ETA: Another side effect of the way I write now is that I tend to over rely on "forms." Forms are great for certain things, like run-of-the-mill cease and desist letters that don't necessarily need to be reinvented each time (and the client isn't going to pay for that reinvention). But for most other writing, starting from a form and trying to actually just find/replace as much as possible ends up being counterproductive and inefficient. Use the form as a resource, sure, like any other piece of research you do; but don't try and fit square pegs into round holes.

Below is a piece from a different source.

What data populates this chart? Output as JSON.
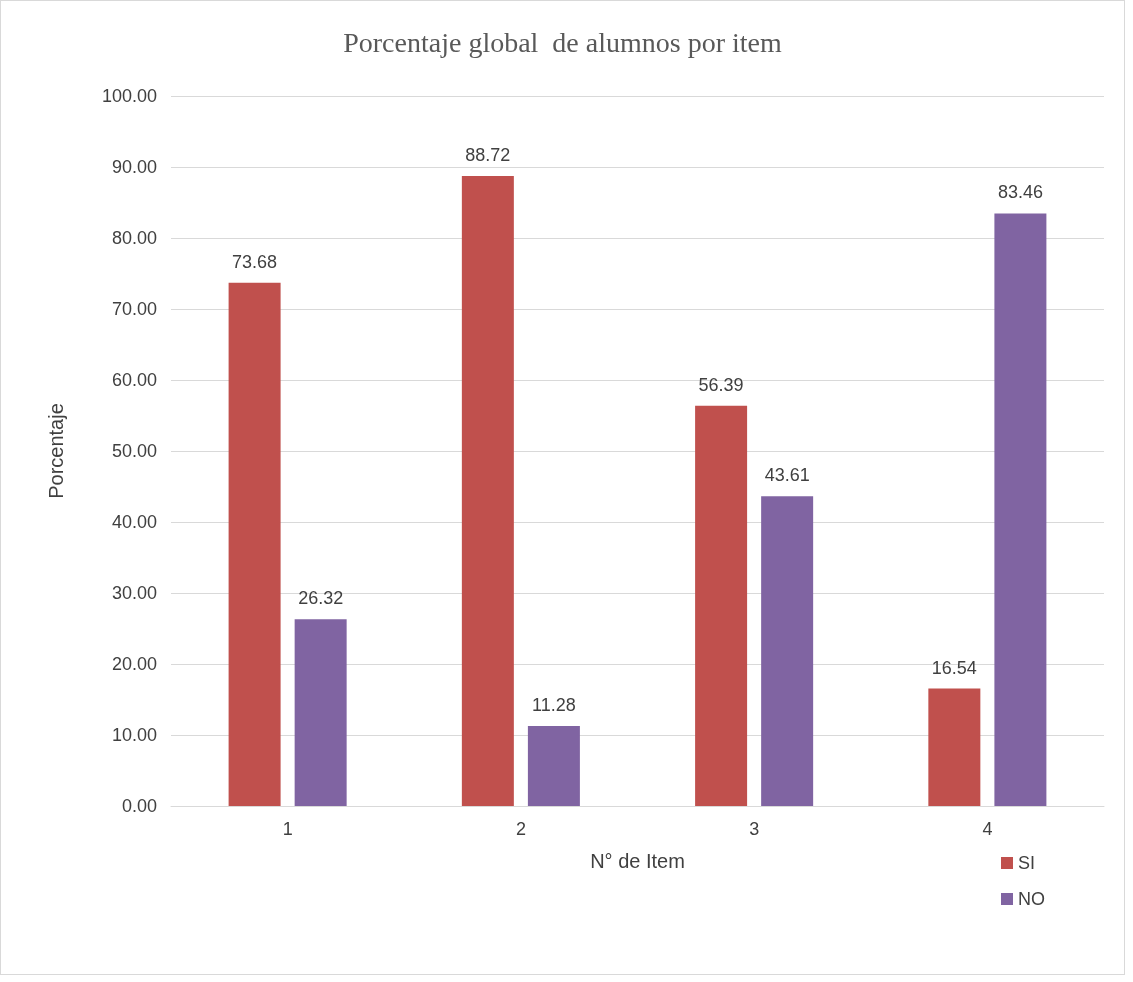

Another negative side effect of the way I write now is that I don't retain ANYTHING. And I think a big reason for this is that my style of writing tends to use things (facts, cases, etc.) in a very one-off, utilitarian model--i.e., I want to say X, and I need a case that supports X, and I don't really care what else the case says so long as it doesn't say something that happens to be really bad in addition to saying X. I've worked with plenty of people who began practicing law during the days when they would still dictate all of their writing to secretaries (either live in person or via Dictaphone). And those folks really just seem to think differently, and better. They know what they are going to say before they say it (I don't usually); and they write that way as well. And all of them seemed to have memories like steel traps; they could remember facts of 20 year old cases they handled, or what a specific opinion from a case might say that might be helpful (sometimes they even remember the specific legal citation). They actually absorb the cases they read in a more holistic manner. I always thought it was damn near magic (or unique cognitive ability); but I'm realizing it's probably more to do with the way they were taught and had taught themselves to think and write and process information.